Truth is, for many of my returning soldiers, sex and intimacy isn’t simply a nice addition to their lives after over a year of living in austerity. It is life. This seems to be especially true of the committed, married soldiers I work with. Their marriage, and the love they share within it, is often the only salve on wounds that cover their bodies and souls. Imagine falling into the yearning arms of your wife after 15 months alone, after encountering horrors on the battlefield you will never describe, only to have to say you’re sorry, you just aren’t the same as you were…even as a lover.

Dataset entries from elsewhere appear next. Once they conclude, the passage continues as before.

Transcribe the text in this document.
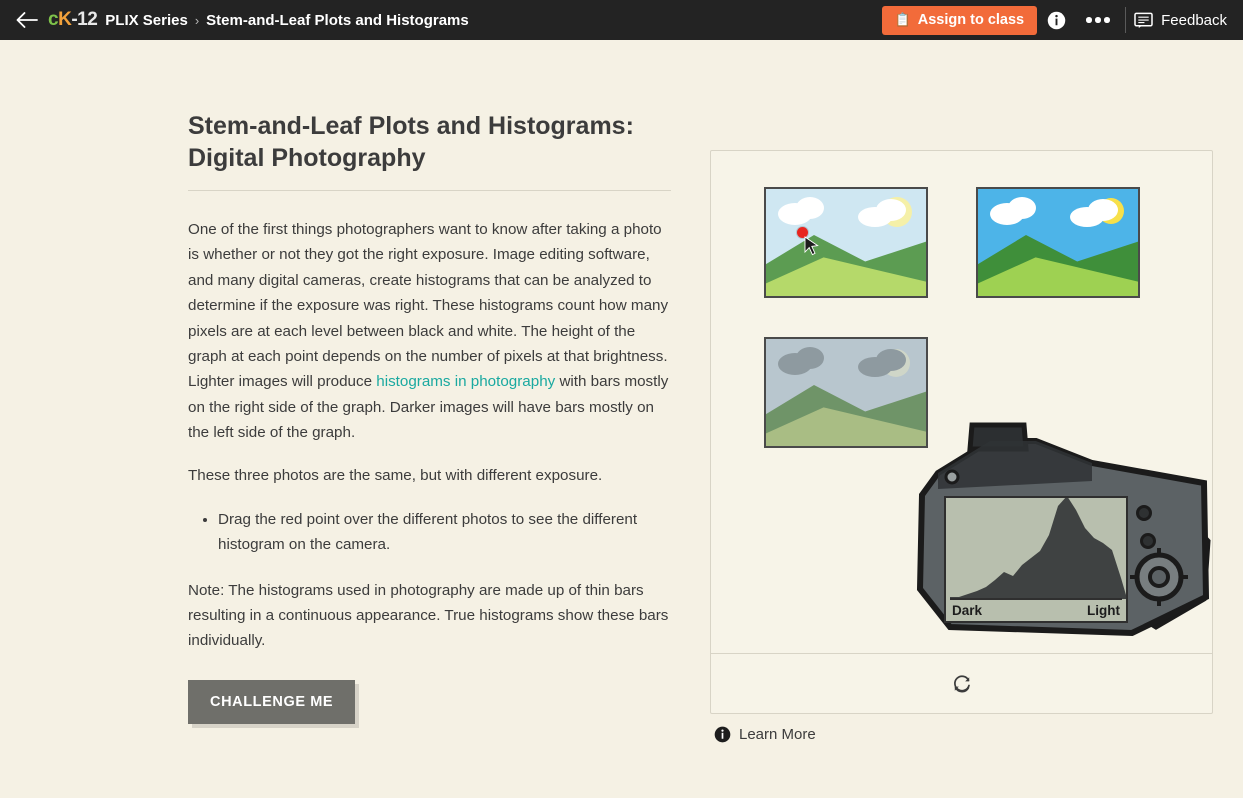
c K - 12 PLIX Series › Stem-and-Leaf Plots and Histograms	📋 Assign to class	Feedback
Stem-and-Leaf Plots and Histograms: Digital Photography

One of the first things photographers want to know after taking a photo is whether or not they got the right exposure. Image editing software, and many digital cameras, create histograms that can be analyzed to determine if the exposure was right. These histograms count how many pixels are at each level between black and white. The height of the graph at each point depends on the number of pixels at that brightness. Lighter images will produce histograms in photography with bars mostly on the right side of the graph. Darker images will have bars mostly on the left side of the graph.

These three photos are the same, but with different exposure.

• Drag the red point over the different photos to see the different histogram on the camera.

Note: The histograms used in photography are made up of thin bars resulting in a continuous appearance. True histograms show these bars individually.

CHALLENGE ME
Dark	Light
Learn More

A patient recently said to me (to paraphrase), “My wife and I LOVE to have sex, doc. It’s an every day thing, if not two or three times a day. At least, that’s how it was. Now we spend most of the time we would have spent in bed – or in the kitchen, or in the microwave, or in the neighbor’s tool shed, or on top of the dresser, or under the aquarium, or in the chimney, or dressed up as Tonto and the short curly-haired lady from Cheers – with a counselor, trying to figure out what’s wrong with me.”
Most (not all) healthy, vital, loving relationships are comprised of sex more than just once a week with an occasional “two-fer” on the weekend. Especially if one of the partners has been gone for over a year. If returning injured soldiers have anything to look forward to, for many of them it’s their longsuffering, waiting, pent-up, willing spouse. Divorce is a catastrophe, especially when it’s between a broken soldier and the person who typically is the last one standing in their corner when the world is running down. Seems to me that we could forgo a couple of those useless air-to-air combat fighters everyone’s arguing about and use the money to give these soldiers as many nights of intimate bliss as we possibly can.